Flynn, who retired as a three-star general in 2014, could be hit with tens of thousands of dollars in financial penalties if he is found to have violated the Constitution’s emoluments clause which prohibits U.S. officials – including former service members – from accepting money or gifts from foreign governments.

The IG’s investigation began in April 2017, not long after Flynn was fired as Trump’s first national security adviser for lying to then Vice President Mike Pence. It had been put on hold for more than three years as the Mueller investigation churned on and Flynn was criminally prosecuted for lying to the FBI. Once Trump issued Flynn a pardon last November the Justice Department gave its approval for the IG’s office to resume its investigation. That inquiry concluded one week after President Joe Biden took office.

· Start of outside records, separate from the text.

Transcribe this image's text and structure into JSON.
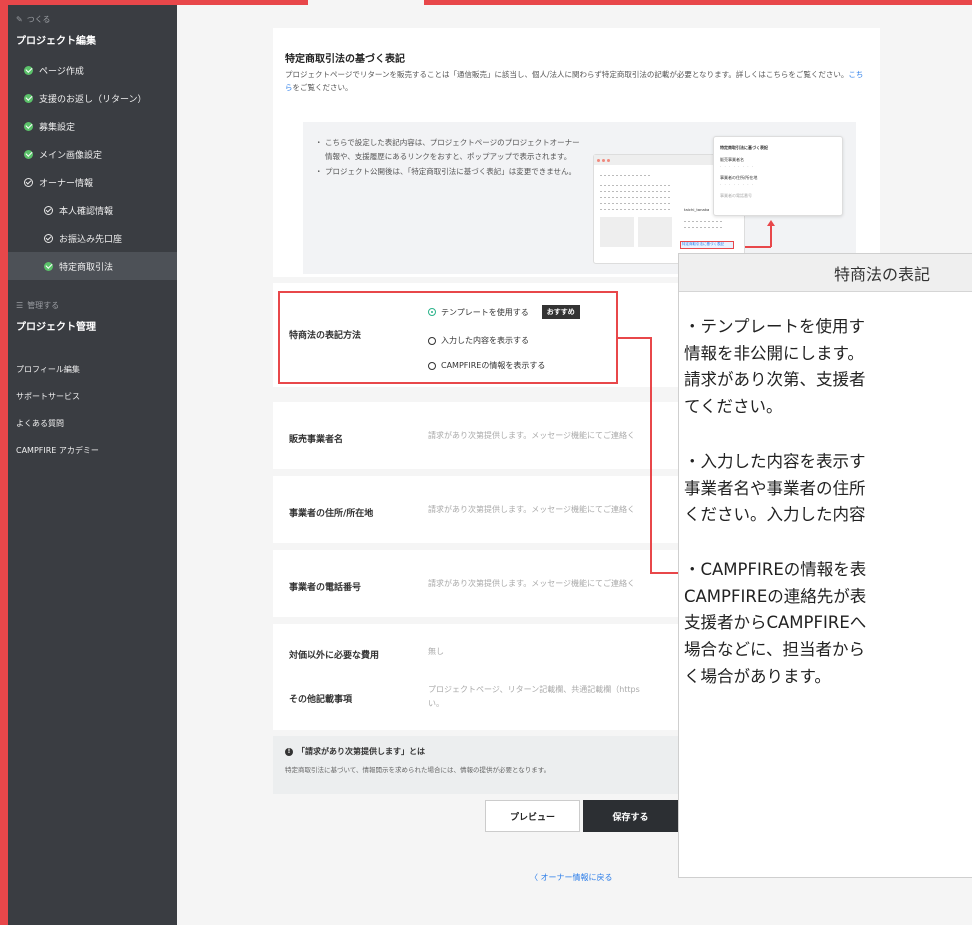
{
  "sidebar": {
    "create_section": "つくる",
    "project_edit": "プロジェクト編集",
    "items": [
      {
        "label": "ページ作成"
      },
      {
        "label": "支援のお返し（リターン）"
      },
      {
        "label": "募集設定"
      },
      {
        "label": "メイン画像設定"
      },
      {
        "label": "オーナー情報"
      },
      {
        "label": "本人確認情報"
      },
      {
        "label": "お振込み先口座"
      },
      {
        "label": "特定商取引法"
      }
    ],
    "manage_section": "管理する",
    "project_manage": "プロジェクト管理",
    "links": [
      "プロフィール編集",
      "サポートサービス",
      "よくある質問",
      "CAMPFIRE アカデミー"
    ]
  },
  "header_section": {
    "title": "特定商取引法の基づく表記",
    "desc_before_link": "プロジェクトページでリターンを販売することは「通信販売」に該当し、個人/法人に関わらず特定商取引法の記載が必要となります。詳しくはこちらをご覧ください。",
    "link": "こちら",
    "desc_after_link": "をご覧ください。",
    "notes": [
      "こちらで設定した表記内容は、プロジェクトページのプロジェクトオーナー情報や、支援履歴にあるリンクをおすと、ポップアップで表示されます。",
      "プロジェクト公開後は、「特定商取引法に基づく表記」は変更できません。"
    ],
    "illustration": {
      "card_title": "特定商取引法に基づく表記",
      "card_f1": "販売事業者名",
      "card_f2": "事業者の住所/所在地",
      "card_f3": "事業者の電話番号",
      "owner_name": "taichi_tanaka",
      "link_text": "特定商取引法に基づく表記"
    }
  },
  "method": {
    "label": "特商法の表記方法",
    "options": [
      "テンプレートを使用する",
      "入力した内容を表示する",
      "CAMPFIREの情報を表示する"
    ],
    "badge": "おすすめ"
  },
  "fields": [
    {
      "label": "販売事業者名",
      "value": "請求があり次第提供します。メッセージ機能にてご連絡く"
    },
    {
      "label": "事業者の住所/所在地",
      "value": "請求があり次第提供します。メッセージ機能にてご連絡く"
    },
    {
      "label": "事業者の電話番号",
      "value": "請求があり次第提供します。メッセージ機能にてご連絡く"
    },
    {
      "label": "対価以外に必要な費用",
      "value": "無し"
    },
    {
      "label": "その他記載事項",
      "value": "プロジェクトページ、リターン記載欄、共通記載欄（https",
      "value2": "い。"
    }
  ],
  "info": {
    "title": "「請求があり次第提供します」とは",
    "desc": "特定商取引法に基づいて、情報開示を求められた場合には、情報の提供が必要となります。"
  },
  "buttons": {
    "preview": "プレビュー",
    "save": "保存する",
    "back": "〈 オーナー情報に戻る"
  },
  "tooltip": {
    "title": "特商法の表記",
    "lines": [
      "・テンプレートを使用す",
      "情報を非公開にします。",
      "請求があり次第、支援者",
      "てください。",
      "",
      "・入力した内容を表示す",
      "事業者名や事業者の住所",
      "ください。入力した内容",
      "",
      "・CAMPFIREの情報を表",
      "CAMPFIREの連絡先が表",
      "支援者からCAMPFIREへ",
      "場合などに、担当者から",
      "く場合があります。"
    ]
  }
}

“On January 27, 2021, we closed our investigation against LTG Flynn and forwarded several administrative matters to the Acting Secretary of the Army for review and appropriate action,” according to a statement issued by a spokesperson for the Army IG’s office.

The investigation focused on the $45,000 the retired general was paid to sit alongside Russian President Vladimir Putin at a 2015 gala dinner in Moscow and his work as a foreign agent representing Turkish interests for a Netherlands-based company. Flynn’s consulting company was paid $530,000 by that company.